RALEIGH — Starting Sept. 1, developers in Raleigh will have a new set of rules governing everything from the size of parking lots to the heights of buildings.
The Raleigh City Council signed off Monday on the final draft of the unified development ordinance, which has been in the works for years. The overhaul aims to scrap the old suburban model in favor of rules that foster a walkable, transit-friendly city with a number of high-density, mixed-use districts.
As the council worked on last-minute tweaks to satisfy residents and the development community, planners and developers have been attending workshops to learn what it means for them. “We’re very confident in how this is going, and we’re ready to go live Sept. 1,” planning director Mitchell Silver said.
The guidelines – far more specific than current rules – are expected to reduce the need for contentious negotiations between developers and neighbors. The council had a particular development controversy in mind as they added a final provision before Monday’s vote.
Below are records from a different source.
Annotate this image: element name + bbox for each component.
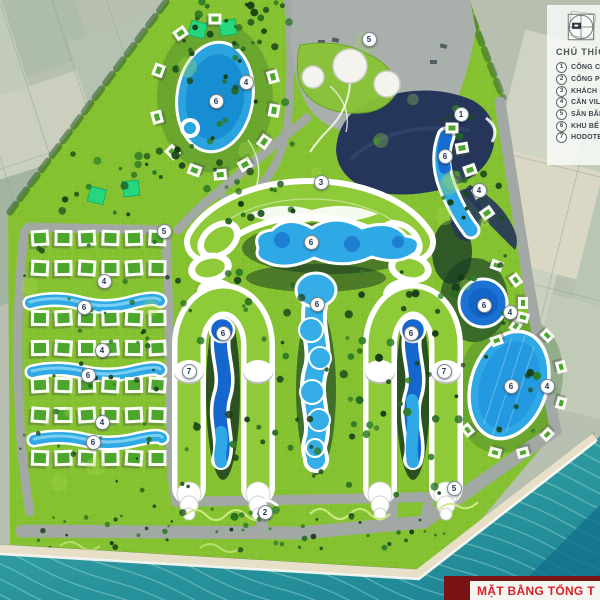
plan-marker-5: 5	[362, 32, 377, 47]
plan-marker-6: 6	[404, 326, 419, 341]
villa	[28, 406, 50, 426]
legend-item-label: CỔNG PH	[571, 76, 600, 83]
villa	[75, 259, 97, 279]
legend-item-number: 4	[556, 97, 567, 108]
site-plan-canvas	[0, 0, 600, 600]
canopy-structure	[374, 71, 400, 97]
plan-marker-6: 6	[304, 235, 319, 250]
plan-marker-6: 6	[310, 297, 325, 312]
title-banner: MẶT BẰNG TỔNG T	[444, 576, 600, 600]
legend-item-4: 4CĂN VILLA	[556, 97, 600, 109]
villa	[122, 230, 143, 249]
plan-marker-5: 5	[447, 481, 462, 496]
plan-marker-4: 4	[239, 75, 254, 90]
villa	[52, 260, 73, 279]
villa	[146, 450, 167, 469]
legend-heading: CHÚ THÍCH	[556, 47, 600, 57]
plan-marker-7: 7	[437, 364, 452, 379]
villa	[28, 310, 49, 329]
plan-marker-2: 2	[258, 505, 273, 520]
villa	[99, 230, 120, 249]
villa	[52, 310, 73, 330]
legend-item-label: CĂN VILLA	[571, 99, 600, 106]
villa	[52, 450, 73, 469]
legend-item-2: 2CỔNG PH	[556, 74, 600, 86]
legend-panel: CHÚ THÍCH 1CỔNG CH2CỔNG PH3KHÁCH SẠ4CĂN …	[547, 5, 600, 165]
resort-master-plan: 12344444445556666666666677 CHÚ THÍCH 1CỔ…	[0, 0, 600, 600]
villa	[146, 260, 167, 279]
villa	[122, 449, 144, 469]
plan-marker-4: 4	[95, 343, 110, 358]
plan-title: MẶT BẰNG TỔNG T	[477, 584, 595, 598]
plan-marker-6: 6	[77, 300, 92, 315]
villa	[122, 309, 143, 329]
jacuzzi-pool	[184, 122, 196, 134]
villa	[52, 230, 73, 249]
villa	[52, 377, 73, 396]
lagoon-pool	[257, 220, 419, 266]
villa	[122, 407, 143, 427]
villa	[98, 376, 119, 396]
legend-item-3: 3KHÁCH SẠ	[556, 85, 600, 97]
plan-marker-4: 4	[503, 305, 518, 320]
legend-item-1: 1CỔNG CH	[556, 62, 600, 74]
villa	[122, 340, 143, 359]
villa	[51, 339, 73, 359]
villa	[122, 377, 143, 396]
villa	[75, 406, 97, 426]
villa	[28, 340, 49, 359]
villa	[75, 230, 96, 250]
plan-marker-6: 6	[477, 298, 492, 313]
legend-item-number: 1	[556, 62, 567, 73]
villa	[28, 450, 49, 469]
plan-marker-4: 4	[97, 274, 112, 289]
canopy-structure	[302, 66, 324, 88]
villa	[145, 376, 167, 396]
plan-marker-6: 6	[209, 94, 224, 109]
villa	[99, 310, 120, 329]
legend-item-6: 6KHU BỂ BƠ	[556, 120, 600, 132]
villa	[76, 340, 97, 359]
legend-list: 1CỔNG CH2CỔNG PH3KHÁCH SẠ4CĂN VILLA5SÂN …	[556, 62, 600, 144]
legend-item-label: KHÁCH SẠ	[571, 88, 600, 95]
legend-item-number: 3	[556, 86, 567, 97]
plan-marker-4: 4	[540, 379, 555, 394]
legend-item-7: 7HODOTEL	[556, 132, 600, 144]
legend-item-number: 6	[556, 121, 567, 132]
legend-item-number: 5	[556, 109, 567, 120]
plan-marker-6: 6	[81, 368, 96, 383]
plan-marker-6: 6	[438, 149, 453, 164]
villa	[122, 259, 144, 279]
villa	[28, 377, 49, 397]
plan-marker-4: 4	[95, 415, 110, 430]
plan-marker-3: 3	[314, 175, 329, 190]
plan-marker-1: 1	[454, 107, 469, 122]
plan-marker-5: 5	[157, 224, 172, 239]
legend-item-label: SÂN BÃI, Đ	[571, 111, 600, 118]
legend-item-label: CỔNG CH	[571, 64, 600, 71]
canopy-structure	[333, 49, 367, 83]
plan-marker-6: 6	[216, 326, 231, 341]
legend-item-number: 7	[556, 132, 567, 143]
legend-item-label: HODOTEL	[571, 134, 600, 141]
legend-item-label: KHU BỂ BƠ	[571, 123, 600, 130]
legend-item-number: 2	[556, 74, 567, 85]
plan-marker-6: 6	[504, 379, 519, 394]
villa	[146, 340, 167, 360]
architect-logo	[564, 10, 598, 44]
villa	[146, 407, 167, 426]
legend-item-5: 5SÂN BÃI, Đ	[556, 109, 600, 121]
title-banner-band: MẶT BẰNG TỔNG T	[470, 581, 600, 600]
plan-marker-7: 7	[182, 364, 197, 379]
plan-marker-6: 6	[86, 435, 101, 450]
villa	[452, 141, 470, 157]
plan-marker-4: 4	[472, 183, 487, 198]
villa	[28, 259, 49, 279]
Earlier this year, neighbors were upset that a proposed apartment development on Oberlin Road was planning a rear driveway on Daniels Street, which runs through a residential neighborhood. The driveway plan was dropped, but Cameron Village neighbors want the new code to ban similar proposals in the future.
Sallie Ricks was among the residents who wrote to the council. “Dumping large amounts of traffic on a few neighborhood streets adjacent to new development will erode the quality of life of those people who live there,” she wrote.
But Jim Belt, president of the Downtown Living Advocates, cautioned that rigid driveway rules could make it harder to build mixed-use developments.
The council heeded the worries from Cameron Village, restricting access to neighborhood streets from apartments and commercial developments unless the driveways are close to a major intersection.
The code also got several other tweaks in response to developers’ requests:
Easier open space: The code requires new developments to preserve at least 10 percent of the property as open space. In downtown, that space would have to be adjacent to the sidewalk and include outdoor seating.
Developers, however, wanted to build on more of the lots and suggested moving that open space upstairs for a rooftop deck or something similar. The council agreed to allow up to half of the required open space on upper floors away from the street.
High-rise designs: City planners want the city’s tall buildings to look less imposing from the street – and generate less wind – by requiring “stepbacks.” That’s where the building face is flush with the sidewalk for the first few floors, then “steps back” a few feet on higher stories.
The first draft of the code required two stepbacks for buildings taller than five stories – one at the fifth floor and another at the 12th. Now the code will require only one stepback anywhere between the third and eighth floors.